Intervention de Jacqueline Eustache-Brinio

Réunion du 17 février 2022 à 10h30
Combat contre le harcèlement scolaire — Discussion en nouvelle lecture d'une proposition de loi

Photo de Jacqueline Eustache-BrinioJacqueline Eustache-Brinio :

Monsieur le président, monsieur le ministre, mes chers collègues, rapporteure pour avis lors de la première lecture de la proposition de loi qui nous réunit ce matin, j’ai pu auditionner les représentants d’associations de défense des victimes du harcèlement scolaire et je tiens à leur manifester tout mon soutien, tout comme je pense à ces jeunes enfants et adolescents victimes, harcelés par leurs pairs et qui vivent l’enfer.

Rappelons que la mission d’information du Sénat sur le harcèlement scolaire et le cyberharcèlement, présidée par notre collègue Sabine Van Heghe et dont la rapporteure était Colette Mélot, avait souligné en septembre dernier la nécessité d’une prise de conscience et d’une action rapides face à l’ampleur de ce phénomène.

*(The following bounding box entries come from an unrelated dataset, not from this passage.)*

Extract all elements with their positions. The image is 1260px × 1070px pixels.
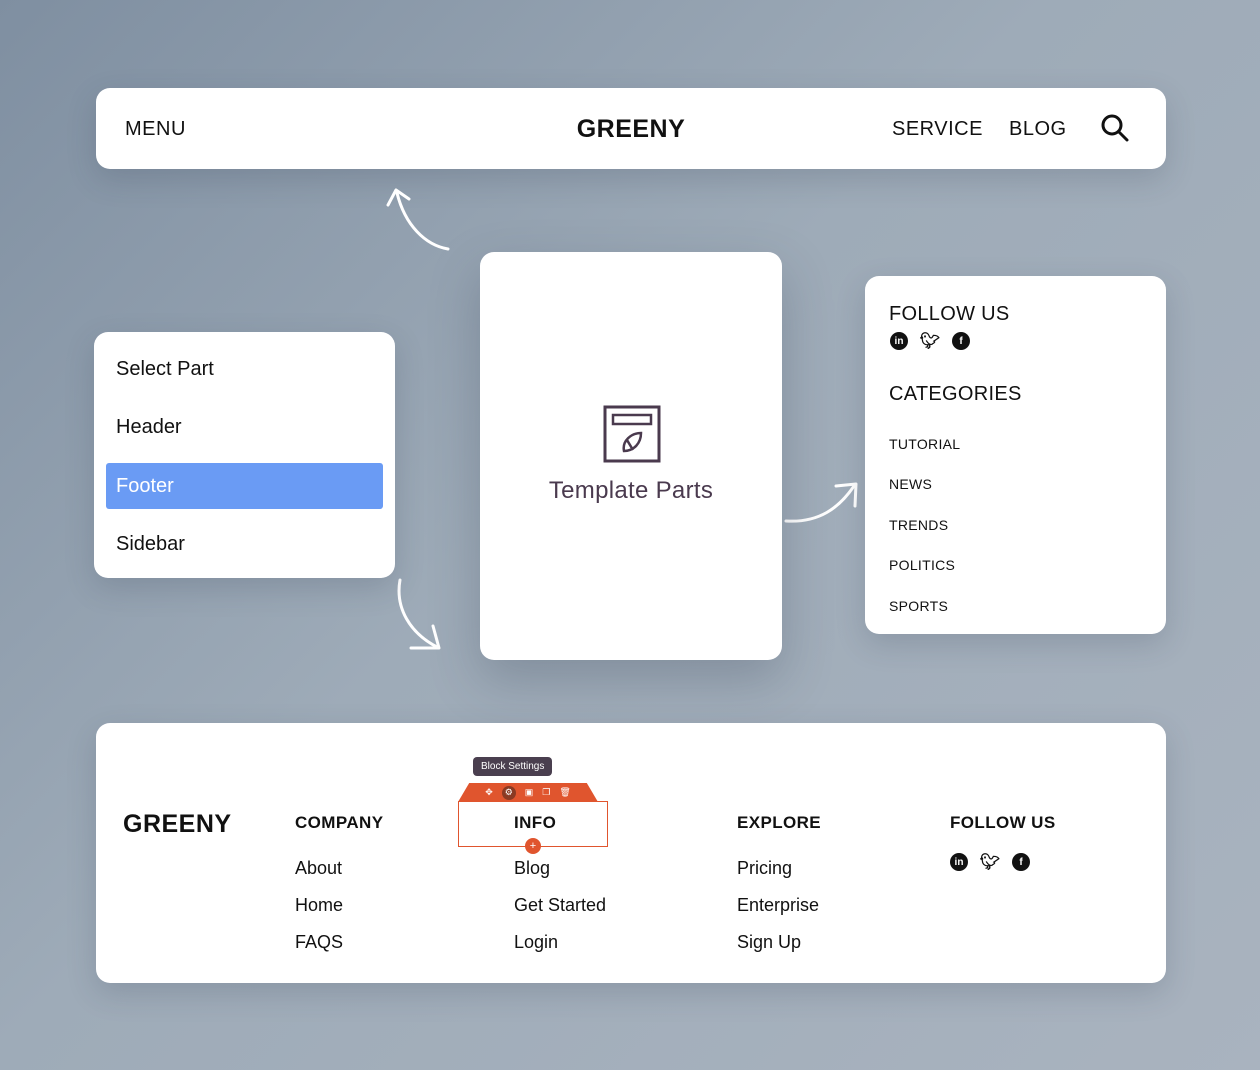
arrow-to-template — [397, 578, 441, 650]
twitter-icon[interactable]: 🐦︎ — [920, 332, 940, 350]
option-footer[interactable]: Footer — [106, 463, 383, 509]
category-sports[interactable]: SPORTS — [889, 598, 948, 614]
twitter-icon[interactable]: 🐦︎ — [980, 853, 1000, 871]
option-header[interactable]: Header — [106, 404, 383, 450]
footer-explore-heading: EXPLORE — [737, 813, 822, 832]
arrow-to-header — [386, 188, 450, 251]
footer-logo[interactable]: GREENY — [123, 810, 232, 839]
template-part-icon — [603, 405, 661, 463]
nav-blog-link[interactable]: BLOG — [1009, 118, 1067, 141]
nav-service-link[interactable]: SERVICE — [892, 118, 983, 141]
category-politics[interactable]: POLITICS — [889, 557, 955, 573]
footer-social-icons: in 🐦︎ f — [950, 853, 1030, 871]
arrow-to-sidebar — [784, 482, 858, 523]
footer-follow-heading: FOLLOW US — [950, 813, 1056, 832]
footer-link-enterprise[interactable]: Enterprise — [737, 895, 819, 916]
footer-link-about[interactable]: About — [295, 858, 342, 879]
sidebar-follow-heading: FOLLOW US — [889, 303, 1010, 325]
sidebar-categories-heading: CATEGORIES — [889, 383, 1022, 405]
select-part-title: Select Part — [116, 358, 214, 380]
style-icon[interactable]: ▣ — [525, 787, 534, 798]
footer-link-pricing[interactable]: Pricing — [737, 858, 792, 879]
header-preview: MENU GREENY SERVICE BLOG — [96, 88, 1166, 169]
category-trends[interactable]: TRENDS — [889, 517, 948, 533]
delete-icon[interactable]: 🗑︎ — [559, 787, 570, 798]
move-icon[interactable]: ✥ — [485, 787, 493, 798]
sidebar-social-icons: in 🐦︎ f — [890, 332, 970, 350]
add-block-icon[interactable]: + — [525, 838, 541, 854]
footer-link-faqs[interactable]: FAQS — [295, 932, 343, 953]
block-settings-tooltip: Block Settings — [473, 757, 553, 776]
footer-link-login[interactable]: Login — [514, 932, 558, 953]
linkedin-icon[interactable]: in — [890, 332, 908, 350]
facebook-icon[interactable]: f — [952, 332, 970, 350]
header-logo[interactable]: GREENY — [96, 115, 1166, 144]
footer-company-heading: COMPANY — [295, 813, 384, 832]
footer-link-blog[interactable]: Blog — [514, 858, 550, 879]
category-news[interactable]: NEWS — [889, 476, 932, 492]
block-toolbar: ✥ ⚙ ▣ ❐ 🗑︎ — [458, 783, 598, 802]
search-icon[interactable] — [1100, 113, 1130, 143]
footer-link-home[interactable]: Home — [295, 895, 343, 916]
footer-preview: GREENY COMPANY About Home FAQS Block Set… — [96, 723, 1166, 983]
footer-link-sign-up[interactable]: Sign Up — [737, 932, 801, 953]
footer-link-get-started[interactable]: Get Started — [514, 895, 606, 916]
duplicate-icon[interactable]: ❐ — [542, 787, 550, 798]
template-parts-label: Template Parts — [548, 477, 714, 504]
select-part-dropdown: Select Part Header Footer Sidebar — [94, 332, 395, 578]
linkedin-icon[interactable]: in — [950, 853, 968, 871]
facebook-icon[interactable]: f — [1012, 853, 1030, 871]
footer-info-heading: INFO — [514, 813, 557, 832]
option-sidebar[interactable]: Sidebar — [106, 521, 383, 567]
category-tutorial[interactable]: TUTORIAL — [889, 436, 960, 452]
sidebar-preview: FOLLOW US in 🐦︎ f CATEGORIES TUTORIAL NE… — [865, 276, 1166, 634]
template-parts-card[interactable]: Template Parts — [480, 252, 782, 660]
settings-icon[interactable]: ⚙ — [501, 785, 516, 800]
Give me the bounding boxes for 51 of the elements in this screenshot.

Selon les chiffres donnés par cette mission, 6 % à 10 % des élèves subiraient une forme de harcèlement au cours de leur scolarité, et un quart des collégiens seraient confrontés à du cyberharcèlement. Au total, chaque année, entre 800 000 et 1 million d’enfants seraient victimes de harcèlement scolaire. Terrible constat !

Il est de notre devoir de lutter contre toutes les formes de harcèlement, et notamment le cyberharcèlement, qui prend une place de plus en plus importante dans notre société. Mais n’oublions pas que la priorité est d’éduquer ces jeunes afin qu’ils respectent leurs camarades, et d’aider à la libération de la parole afin que toute violence verbale, physique, psychologique ou numérique soit dénoncée. Pour ce faire, le rôle des parents est primordial.

Je tiens à revenir sur le point majeur d’achoppement avec nos collègues de l’Assemblée nationale lors de la commission mixte paritaire, et plus particulièrement sur le titre II de la proposition de loi, dont la commission des lois s’était saisie.

Tout en partageant, bien entendu, le souhait d’améliorer le droit pénal pour lutter contre le harcèlement scolaire, la commission a suivi les orientations de la mission d’information sénatoriale sur le harcèlement scolaire et le cyberharcèlement, et refusé l’inscription dans la loi d’un délit autonome de harcèlement scolaire.

Nous ne négligeons pas l’enjeu symbolique, mais le champ de l’infraction spécifique et le quantum de peine proposé nous ont paru problématiques et surdimensionnés. Nous avons néanmoins reconnu l’importance de réprimer les faits de harcèlement qui interviennent dans les établissements d’enseignement, donc scolaires ou universitaires. Mais, en cohérence avec la position de la commission de la culture du Sénat et de son rapporteur, Olivier Paccaud, nous les avons limités aux faits de harcèlements entre pairs.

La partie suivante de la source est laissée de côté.